Egesi who made this known at a forum in Lagos recently said that the Nigeria Customs Service rather that accelerate trade was laying more emphasis on revenue than trade even as he called on the Service to remove revenue if it tends to obscure trade.
He added that cars were no more coming into the country as a result of high tariff calling on government and its policy makers to do a review of the auto policy and get trade back on the right footing.
He however argued that in order to reposition the service, it should be removed from the Ministry of Finance and placed under the Ministry of Industry, Trade and investment to help facilitate trade and then develop a template for revenue generation.
In his word, “The issue is about freight, it is not about people, it is not about ships. We have a customs that is militarized, a customs that is an enemy of freight; that is what the customs is. A customs should be an accelerator of trade.
“In fact, borrowing from Nweke’s word, it (customs) should be in the Ministry of Trade and Industry to help facilitate trade and then develop those things to help where you want to generate revenue. Where revenue obscures trade, you remove it. You must ask yourself, what does the country want? What is the balance after everything? Cars are no more coming, we should ask ourselves, are we losing or are we gaining? Nobody is doing the balancing. When you do economic balancing, you must do social economic balancing. How many people that could be earning a living that are not earning a living because you raised tariff, you are looking at money.
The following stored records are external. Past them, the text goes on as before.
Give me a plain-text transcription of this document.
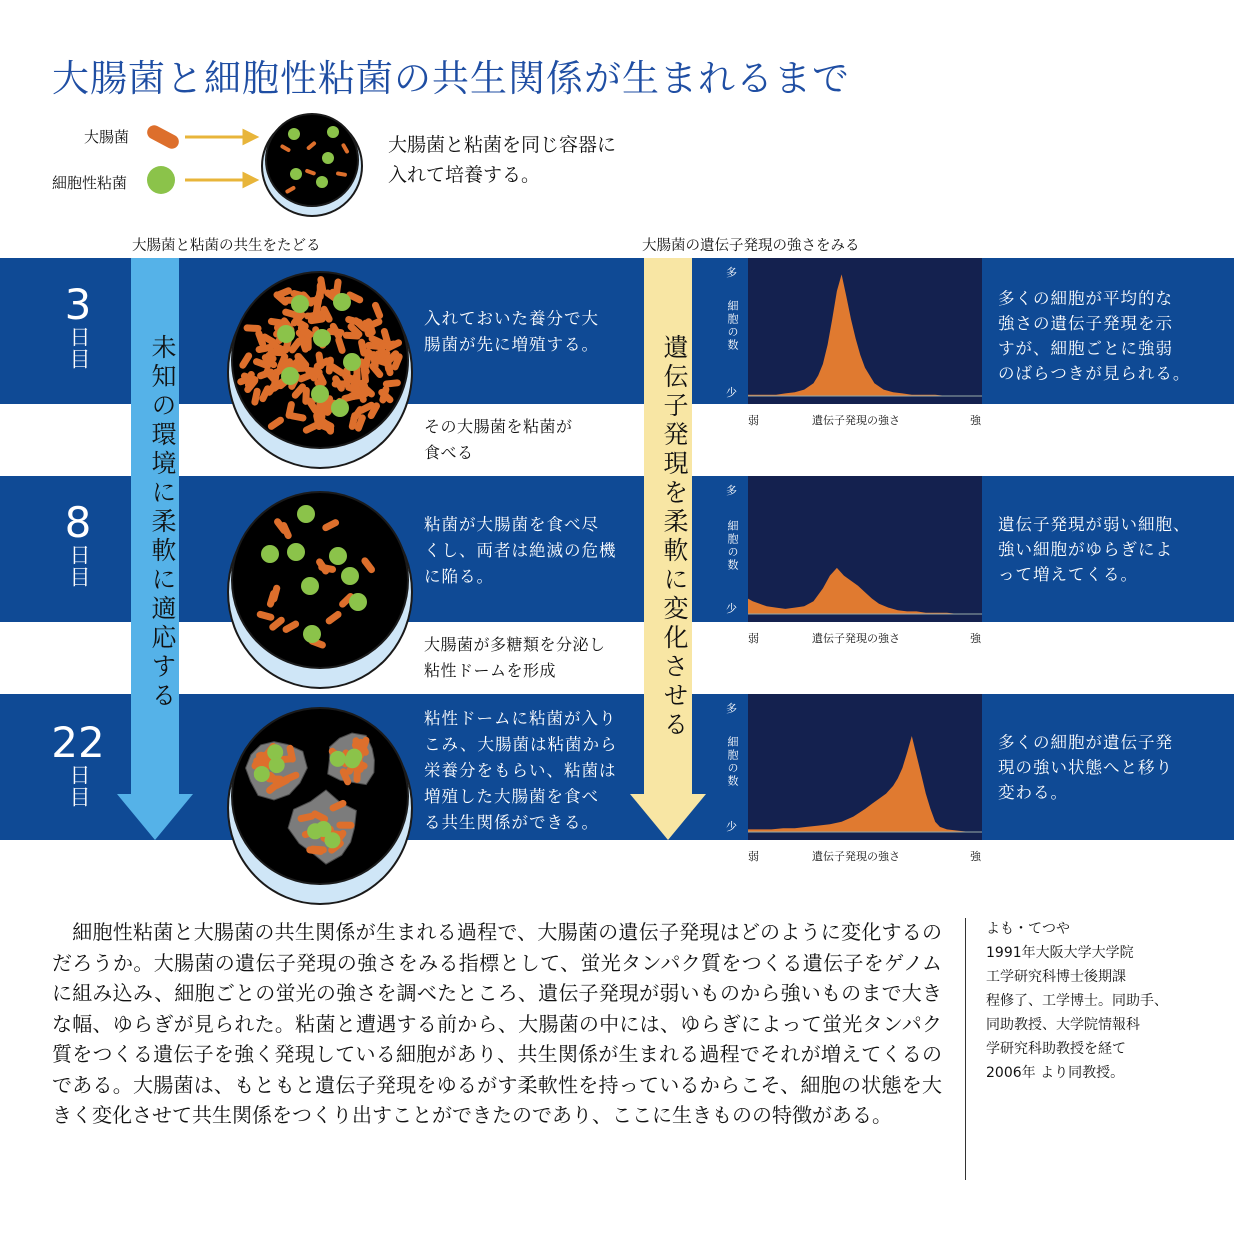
大腸菌と細胞性粘菌の共生関係が生まれるまで
大腸菌
細胞性粘菌
大腸菌と粘菌を同じ容器に
入れて培養する。
大腸菌と粘菌の共生をたどる	大腸菌の遺伝子発現の強さをみる
未知の環境に柔軟に適応する	遺伝子発現を柔軟に変化させる
3
日目
8
日目
22
日目
入れておいた養分で大
腸菌が先に増殖する。
粘菌が大腸菌を食べ尽
くし、両者は絶滅の危機
に陥る。
粘性ドームに粘菌が入り
こみ、大腸菌は粘菌から
栄養分をもらい、粘菌は
増殖した大腸菌を食べ
る共生関係ができる。
その大腸菌を粘菌が
食べる
大腸菌が多糖類を分泌し
粘性ドームを形成
多
細胞の数
少
多
細胞の数
少
多
細胞の数
少
弱	遺伝子発現の強さ	強
弱	遺伝子発現の強さ	強
弱	遺伝子発現の強さ	強
多くの細胞が平均的な
強さの遺伝子発現を示
すが、細胞ごとに強弱
のばらつきが見られる。
遺伝子発現が弱い細胞、
強い細胞がゆらぎによ
って増えてくる。
多くの細胞が遺伝子発
現の強い状態へと移り
変わる。
　細胞性粘菌と大腸菌の共生関係が生まれる過程で、大腸菌の遺伝子発現はどのように変化するのだろうか。大腸菌の遺伝子発現の強さをみる指標として、蛍光タンパク質をつくる遺伝子をゲノムに組み込み、細胞ごとの蛍光の強さを調べたところ、遺伝子発現が弱いものから強いものまで大きな幅、ゆらぎが見られた。粘菌と遭遇する前から、大腸菌の中には、ゆらぎによって蛍光タンパク質をつくる遺伝子を強く発現している細胞があり、共生関係が生まれる過程でそれが増えてくるのである。大腸菌は、もともと遺伝子発現をゆるがす柔軟性を持っているからこそ、細胞の状態を大きく変化させて共生関係をつくり出すことができたのであり、ここに生きものの特徴がある。
よも・てつや
1991年大阪大学大学院
工学研究科博士後期課
程修了、工学博士。同助手、
同助教授、大学院情報科
学研究科助教授を経て
2006年 より同教授。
“And until we realize what we are toying with, not coming here to speak grammar, people should sit down and ask ourselves; what is likely to come from this? You must plan, if you don’t plan well, you lose”.
Meanwhile, all effort made to get the reaction of the Public Relations Officer of the Nigeria Customs Service, Mr. Joseph Attah proved abortive as his cell phone could not be reached as at the time of filing this report.